Table 4 Parameter setting for city scenario

The proposed framework is designed considering challenges for the city, highway and rural areas. However, this paper only includes scenario of city logistic to analyze initial results for goodput and delay. For city logistic scenarios, Table 4 includes the parameter setting. The considered parameters include the environment size, total number of nodes, type and speed, packet size and type and considered simulation time. In such a scenario, where vehicles may responsible for transporting material for production unit to prepare product or delivering products from production unit to the distributors, retailers and warehouse. Consider an application, which is responsible for managing safety guideline and information flow for this particular scenario. A vehicle is performing a specific task and on each movement information is sent back to control room. Here, we are dealing only in city scenario where we considered constraints of safety application listed in Table 3 and changed speed of vehicles while moving sparse to dense network. For the comparative analysis, we selected node density and speed of vehicle in urban areas and for the comparison we calculated goodput and packet delay.

For evaluation, we examined the effect on the goodput and delay at low and high mobility. Constant-bit Rate (CBR) traffic flows were used in the simulation with packet size of 200 KB, which was kept constant. We imposed two other CBR flows of 500 Kbps, which acted as background traffic. Total 60 nodes were used in the scenario, which were moving at 50 km/h maximum speed and 30 km/h minimum speed. Results are shown in Fig. 4a and b. We observe that the goodput increases with the increase in number of vehicles in the network. A constant goodput is observed for safety packets with increase in number of nodes, and when we increase the speed of vehicles, the goodput remains same as it was observed at low speed due to link quality consideration for path selection at run time. As we mentioned, we considered only safety applications and the packet size in safety applications are small. Therefore, the graph shows a constant line for small packets with increased number of vehicles. In case of delay, with increase in number of vehicles, the increase in delay is negligible.

Fig. 4
figure 4

a Effect of mobility on delay; b Effect of mobility on goodput

5 Conclusion and Future Work

The Intelligent Transportation Systems (ITS) address issues regarding traffic management and road safety in Vehicular environment. VANET is the one of the enabling technology in ITS used for road safety, traffic management and logistics applications. It can also be deployed in the logistics and transportation to cope challenges of information flow with mobility of materials. With increase in number of vehicles, speed and the requirements of high bandwidth for new applications, VANET requires special attention for route optimization and security provisioning. In our work, we focused to improve routing mechanisms to tackle challenges in vehicular environment for reliable communication. Literature showed that VANET routing protocols focused on traditional topological based routing. The selection of these routing methods depends upon the nature of the networks and most focus on the particular scenario. Thus, a single routing method is not sufficient enough in meeting all the different types of required scenarios.
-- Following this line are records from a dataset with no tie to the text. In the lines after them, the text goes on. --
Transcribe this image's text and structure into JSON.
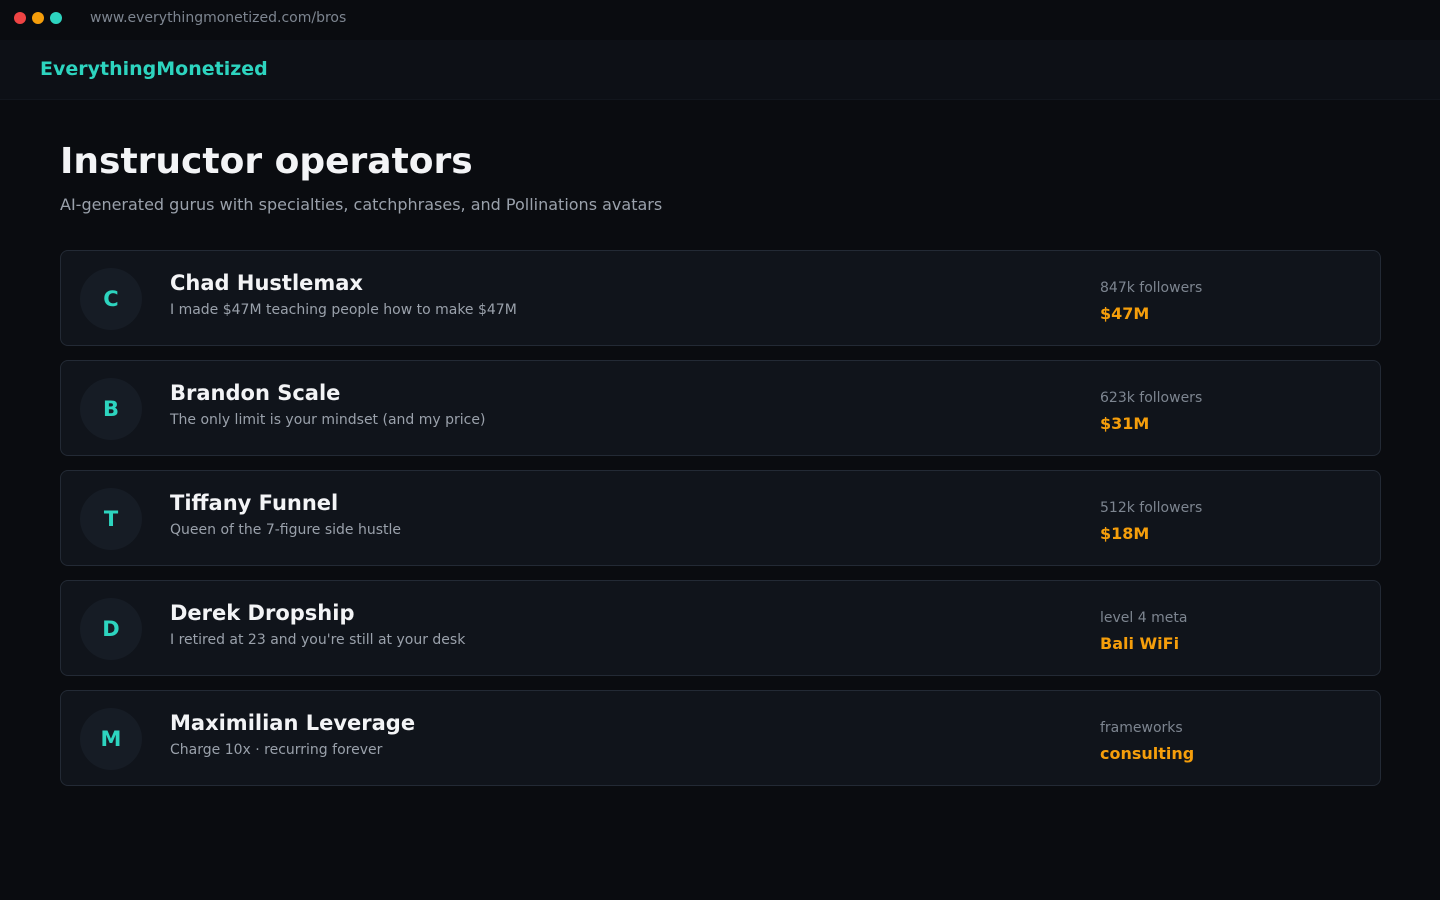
{
  "browser": {
    "url": "www.everythingmonetized.com/bros",
    "dot_colors": [
      "#ef4444",
      "#f59e0b",
      "#2dd4bf"
    ]
  },
  "header": {
    "brand": "EverythingMonetized"
  },
  "main": {
    "title": "Instructor operators",
    "subtitle": "AI-generated gurus with specialties, catchphrases, and Pollinations avatars"
  },
  "instructors": [
    {
      "initial": "C",
      "name": "Chad Hustlemax",
      "tagline": "I made $47M teaching people how to make $47M",
      "stat_label": "847k followers",
      "stat_value": "$47M"
    },
    {
      "initial": "B",
      "name": "Brandon Scale",
      "tagline": "The only limit is your mindset (and my price)",
      "stat_label": "623k followers",
      "stat_value": "$31M"
    },
    {
      "initial": "T",
      "name": "Tiffany Funnel",
      "tagline": "Queen of the 7-figure side hustle",
      "stat_label": "512k followers",
      "stat_value": "$18M"
    },
    {
      "initial": "D",
      "name": "Derek Dropship",
      "tagline": "I retired at 23 and you're still at your desk",
      "stat_label": "level 4 meta",
      "stat_value": "Bali WiFi"
    },
    {
      "initial": "M",
      "name": "Maximilian Leverage",
      "tagline": "Charge 10x · recurring forever",
      "stat_label": "frameworks",
      "stat_value": "consulting"
    }
  ],
  "colors": {
    "accent": "#2dd4bf",
    "highlight": "#f59e0b",
    "background": "#0a0c10",
    "card": "#10141b"
  }
}
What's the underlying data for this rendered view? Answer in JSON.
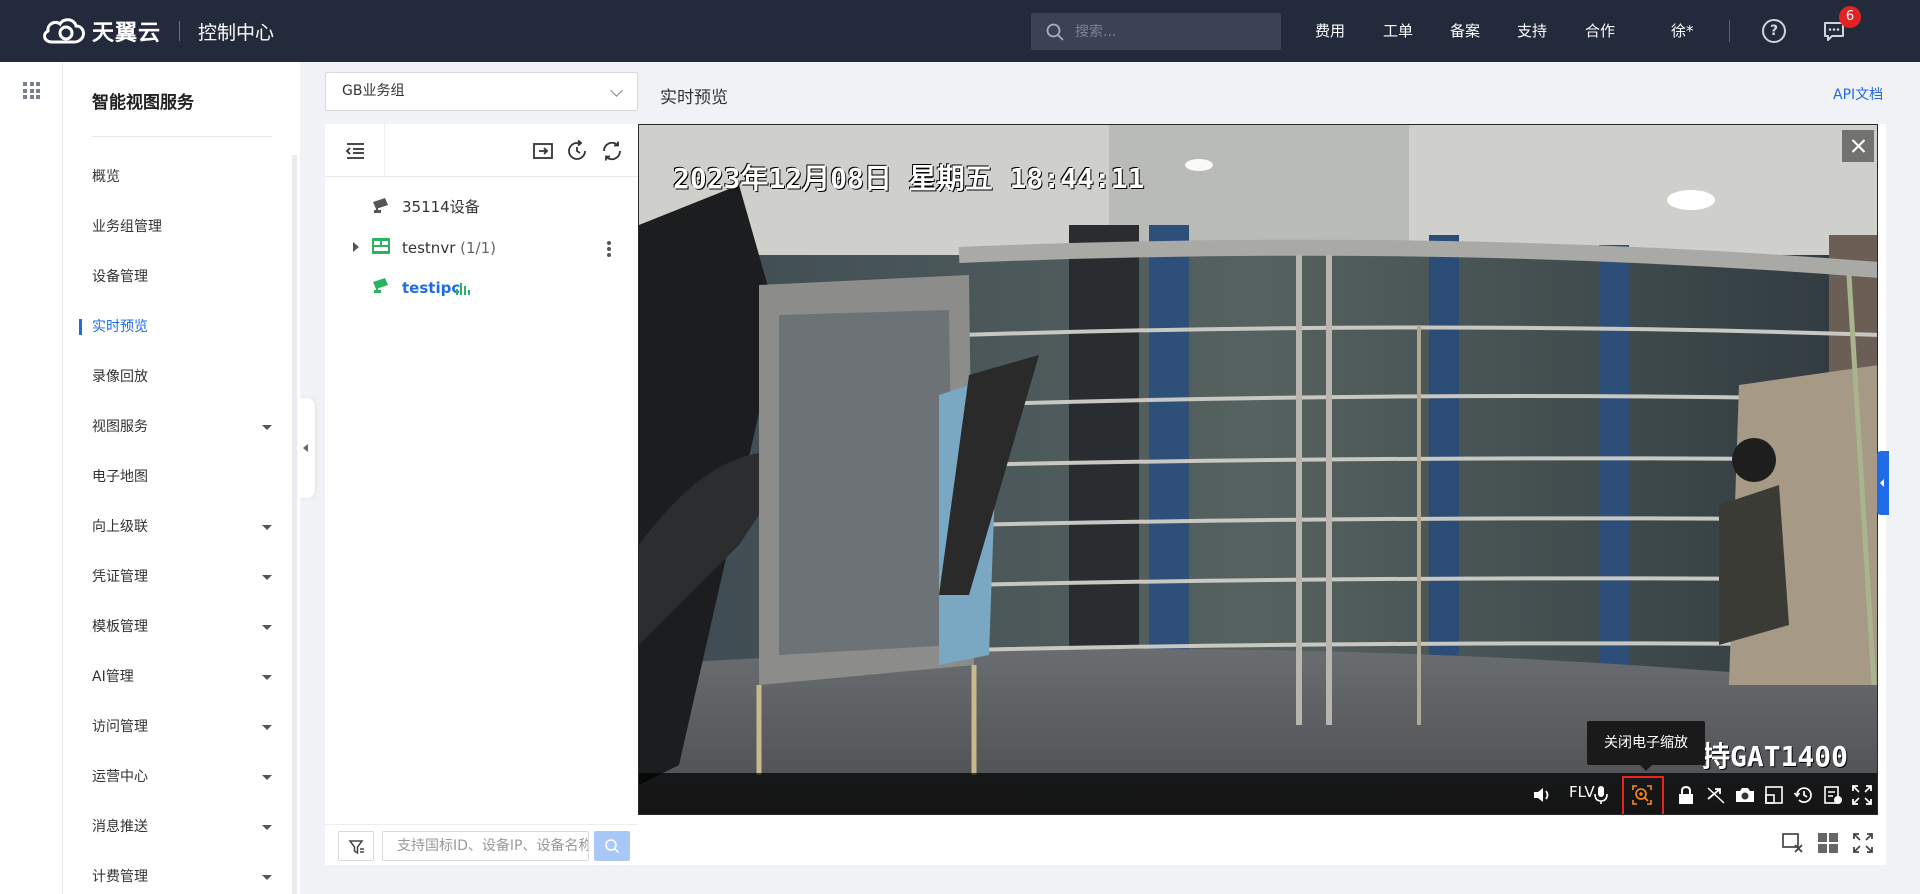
{
  "header": {
    "brand": "天翼云",
    "console": "控制中心",
    "search_placeholder": "搜索...",
    "nav": [
      "费用",
      "工单",
      "备案",
      "支持",
      "合作"
    ],
    "user": "徐*",
    "help": "?",
    "message_count": "6"
  },
  "sidebar": {
    "title": "智能视图服务",
    "items": [
      {
        "label": "概览",
        "has_arrow": false
      },
      {
        "label": "业务组管理",
        "has_arrow": false
      },
      {
        "label": "设备管理",
        "has_arrow": false
      },
      {
        "label": "实时预览",
        "has_arrow": false,
        "active": true
      },
      {
        "label": "录像回放",
        "has_arrow": false
      },
      {
        "label": "视图服务",
        "has_arrow": true
      },
      {
        "label": "电子地图",
        "has_arrow": false
      },
      {
        "label": "向上级联",
        "has_arrow": true
      },
      {
        "label": "凭证管理",
        "has_arrow": true
      },
      {
        "label": "模板管理",
        "has_arrow": true
      },
      {
        "label": "AI管理",
        "has_arrow": true
      },
      {
        "label": "访问管理",
        "has_arrow": true
      },
      {
        "label": "运营中心",
        "has_arrow": true
      },
      {
        "label": "消息推送",
        "has_arrow": true
      },
      {
        "label": "计费管理",
        "has_arrow": true
      }
    ]
  },
  "group_select": {
    "value": "GB业务组"
  },
  "page": {
    "title": "实时预览",
    "api_doc": "API文档"
  },
  "tree": {
    "nodes": [
      {
        "name": "35114设备",
        "suffix": ""
      },
      {
        "name": "testnvr",
        "suffix": "(1/1)"
      },
      {
        "name": "testipc",
        "suffix": ""
      }
    ],
    "search_placeholder": "支持国标ID、设备IP、设备名称"
  },
  "video": {
    "timestamp": "2023年12月08日  星期五  18:44:11",
    "osd_text": "持GAT1400",
    "format": "FLV",
    "tooltip": "关闭电子缩放"
  },
  "colors": {
    "header_bg": "#232a3b",
    "accent": "#1f6be8",
    "active_device": "#2bb361",
    "highlight_box": "#e8241f",
    "badge": "#e22323"
  }
}
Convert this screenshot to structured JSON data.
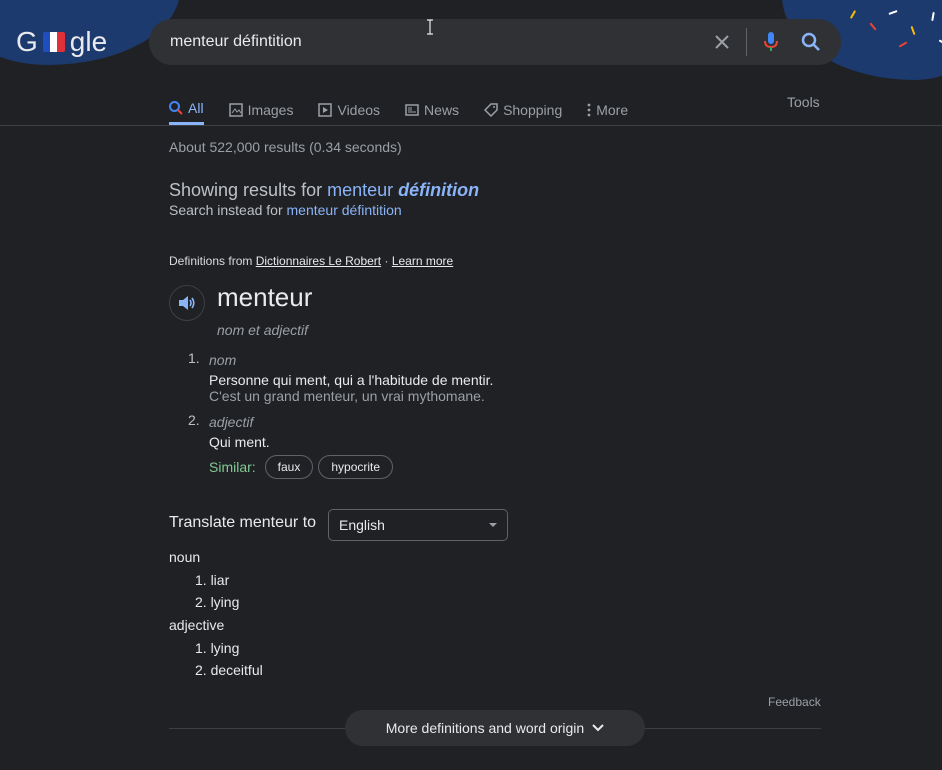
{
  "colors": {
    "background": "#202124",
    "accent": "#8ab4f8",
    "similar_label": "#81c995",
    "text": "#e8eaed"
  },
  "header": {
    "logo_first": "G",
    "logo_rest": "gle",
    "search_query": "menteur défintition",
    "icons": [
      "clear-icon",
      "microphone-icon",
      "search-icon"
    ]
  },
  "tabs": [
    {
      "label": "All",
      "icon": "search-icon",
      "active": true
    },
    {
      "label": "Images",
      "icon": "image-icon"
    },
    {
      "label": "Videos",
      "icon": "video-icon"
    },
    {
      "label": "News",
      "icon": "news-icon"
    },
    {
      "label": "Shopping",
      "icon": "tag-icon"
    },
    {
      "label": "More",
      "icon": "more-vert-icon"
    }
  ],
  "tools_label": "Tools",
  "result_stats": "About 522,000 results (0.34 seconds)",
  "spelling": {
    "showing_prefix": "Showing results for",
    "corrected_word1": "menteur",
    "corrected_word2": "définition",
    "instead_prefix": "Search instead for",
    "original_query": "menteur défintition"
  },
  "dictionary": {
    "defs_from_prefix": "Definitions from",
    "source": "Dictionnaires Le Robert",
    "separator": "·",
    "learn_more": "Learn more",
    "word": "menteur",
    "part_of_speech": "nom et adjectif",
    "senses": [
      {
        "num": "1.",
        "pos": "nom",
        "meaning": "Personne qui ment, qui a l'habitude de mentir.",
        "example": "C'est un grand menteur, un vrai mythomane."
      },
      {
        "num": "2.",
        "pos": "adjectif",
        "meaning": "Qui ment.",
        "example": ""
      }
    ],
    "similar_label": "Similar:",
    "similar": [
      "faux",
      "hypocrite"
    ]
  },
  "translate": {
    "label": "Translate menteur to",
    "language": "English",
    "groups": [
      {
        "pos": "noun",
        "items": [
          "1. liar",
          "2. lying"
        ]
      },
      {
        "pos": "adjective",
        "items": [
          "1. lying",
          "2. deceitful"
        ]
      }
    ]
  },
  "feedback": "Feedback",
  "more_button": "More definitions and word origin"
}
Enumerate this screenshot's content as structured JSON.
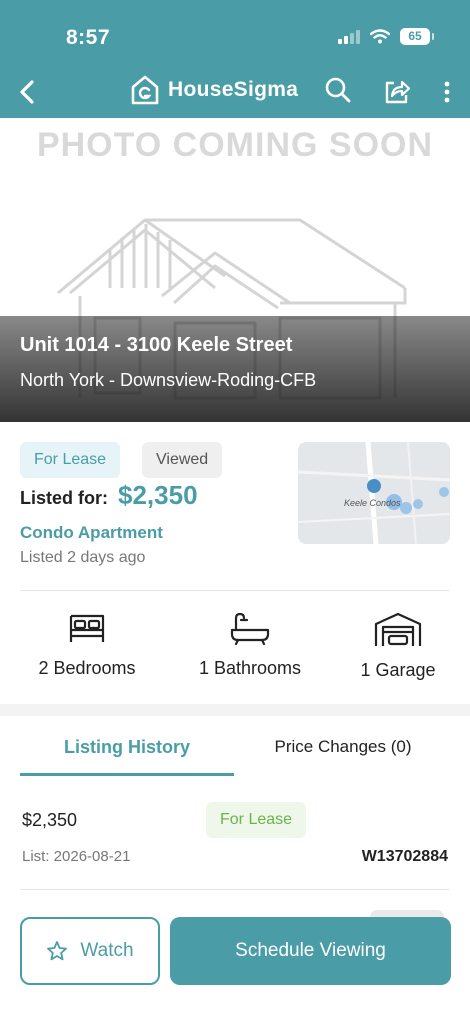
{
  "status_bar": {
    "time": "8:57",
    "battery": "65"
  },
  "header": {
    "brand": "HouseSigma"
  },
  "hero": {
    "placeholder": "PHOTO COMING SOON",
    "address": "Unit 1014 - 3100 Keele Street",
    "area": "North York - Downsview-Roding-CFB"
  },
  "listing": {
    "tags": [
      "For Lease",
      "Viewed"
    ],
    "listed_label": "Listed for:",
    "price": "$2,350",
    "type": "Condo Apartment",
    "listed_ago": "Listed 2 days ago",
    "map_label": "Keele Condos"
  },
  "features": [
    {
      "label": "2 Bedrooms",
      "icon": "bed-icon"
    },
    {
      "label": "1 Bathrooms",
      "icon": "bathtub-icon"
    },
    {
      "label": "1 Garage",
      "icon": "garage-icon"
    }
  ],
  "tabs": {
    "history": "Listing History",
    "changes": "Price Changes (0)"
  },
  "history": {
    "price": "$2,350",
    "status": "For Lease",
    "list_date": "List: 2026-08-21",
    "mls": "W13702884"
  },
  "actions": {
    "watch": "Watch",
    "schedule": "Schedule Viewing"
  },
  "colors": {
    "brand": "#4a9da6",
    "lease_tag": "#6bb34a"
  }
}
In this work, we rapted on designing a routing protocol, which can provide a reliable and efficient solution for the path selection. In our work, we analyzed different adhoc routing protocols proposed for the different scenarios to figure out suitable routing metrics in each case. We also designed a basic framework to cope new application requirements. However, we only included basic results for city logistics scenario considering mobility. We are focusing on designing a routing protocol considering MAC and network layer parameters to cope with challenges in multiple scenarios. We will extend this model for other scenarios with particular parameters to make it adaptive in different scenarios.